Zhengshan Xiaozhong is not simply tea, it is a living thread connecting four centuries of tea history. Born from accident and pine resin in Tongmu Mountains, it paved the way for all red teas (black teas) of the world — from Keemun to Assam, from Dian Hong to Earl Grey.
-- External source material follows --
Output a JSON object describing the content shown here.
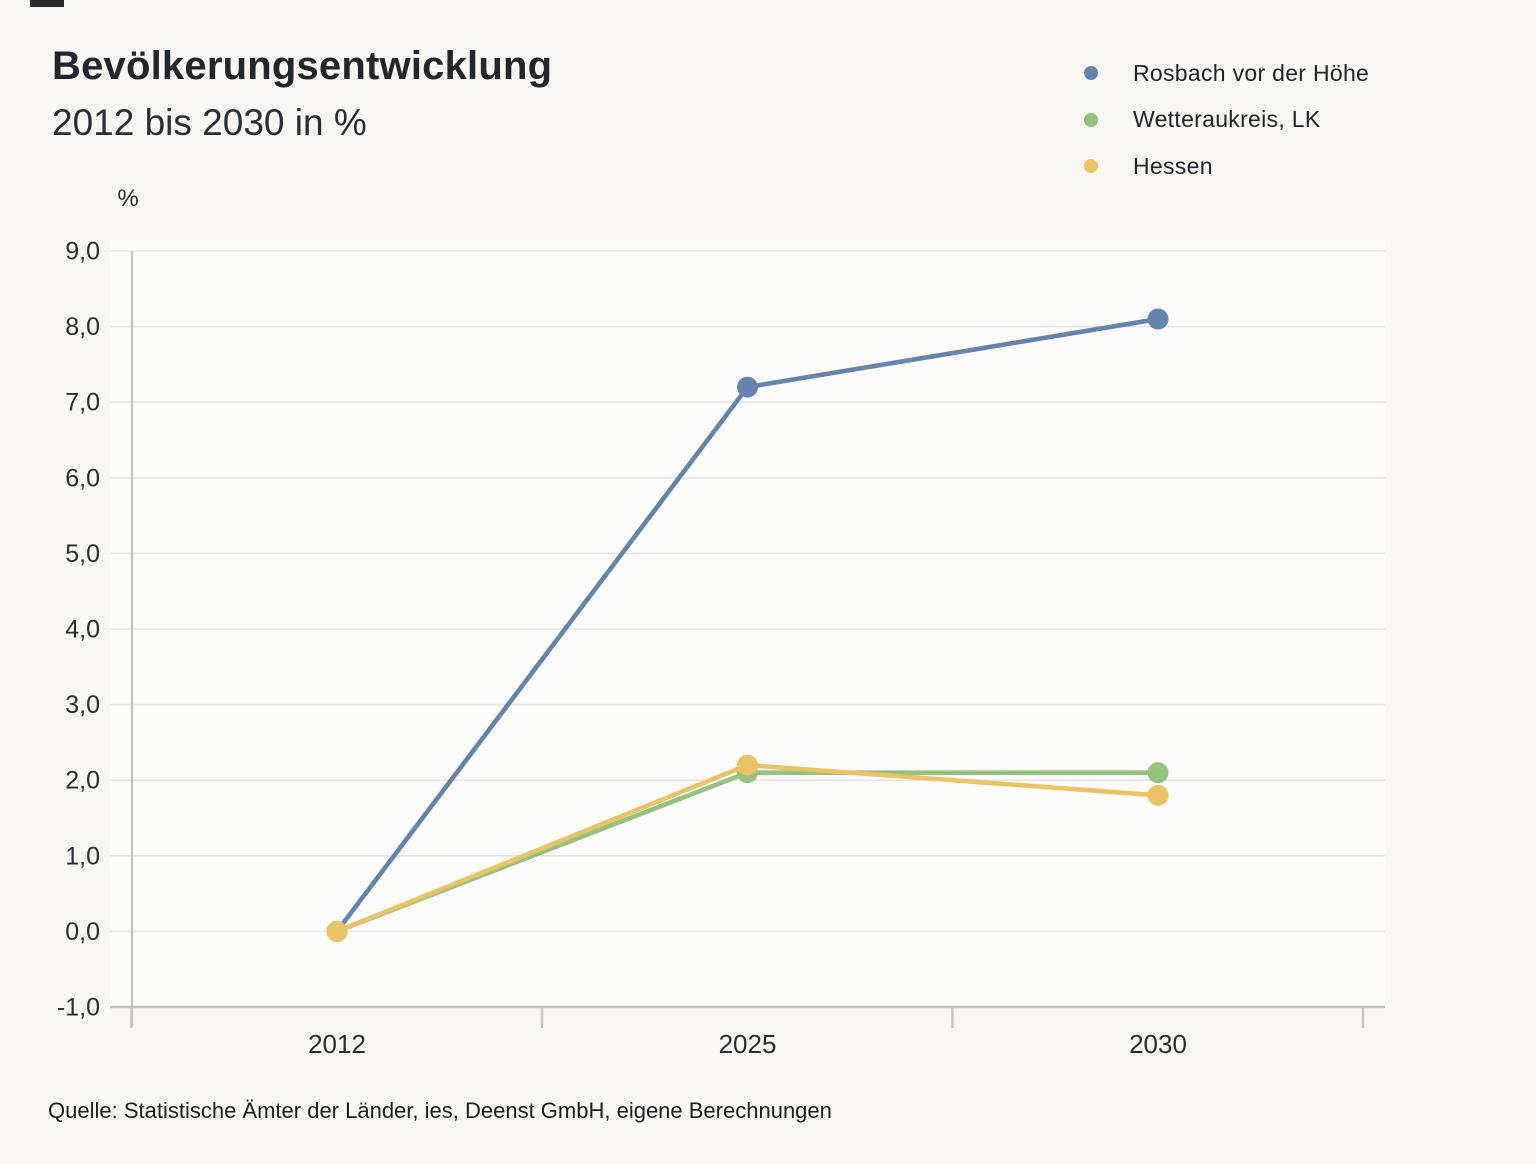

Its smoked variant — powerful, deep, enveloping with smoke and longan sweetness — remains one of the most recognizable tastes in the world tea palette. And the unsmoked “new style” reveals the natural fruity-honey nature of Tongmu raw material, bringing closer to understanding what was hidden under pine smoke all these centuries.

To try authentic Zhengshan Xiaozhong means to touch the source: to that moment when accidental fermentation of tea leaf and smell of burning pine opened humanity to a completely new world of beverages. A world in which we still live today.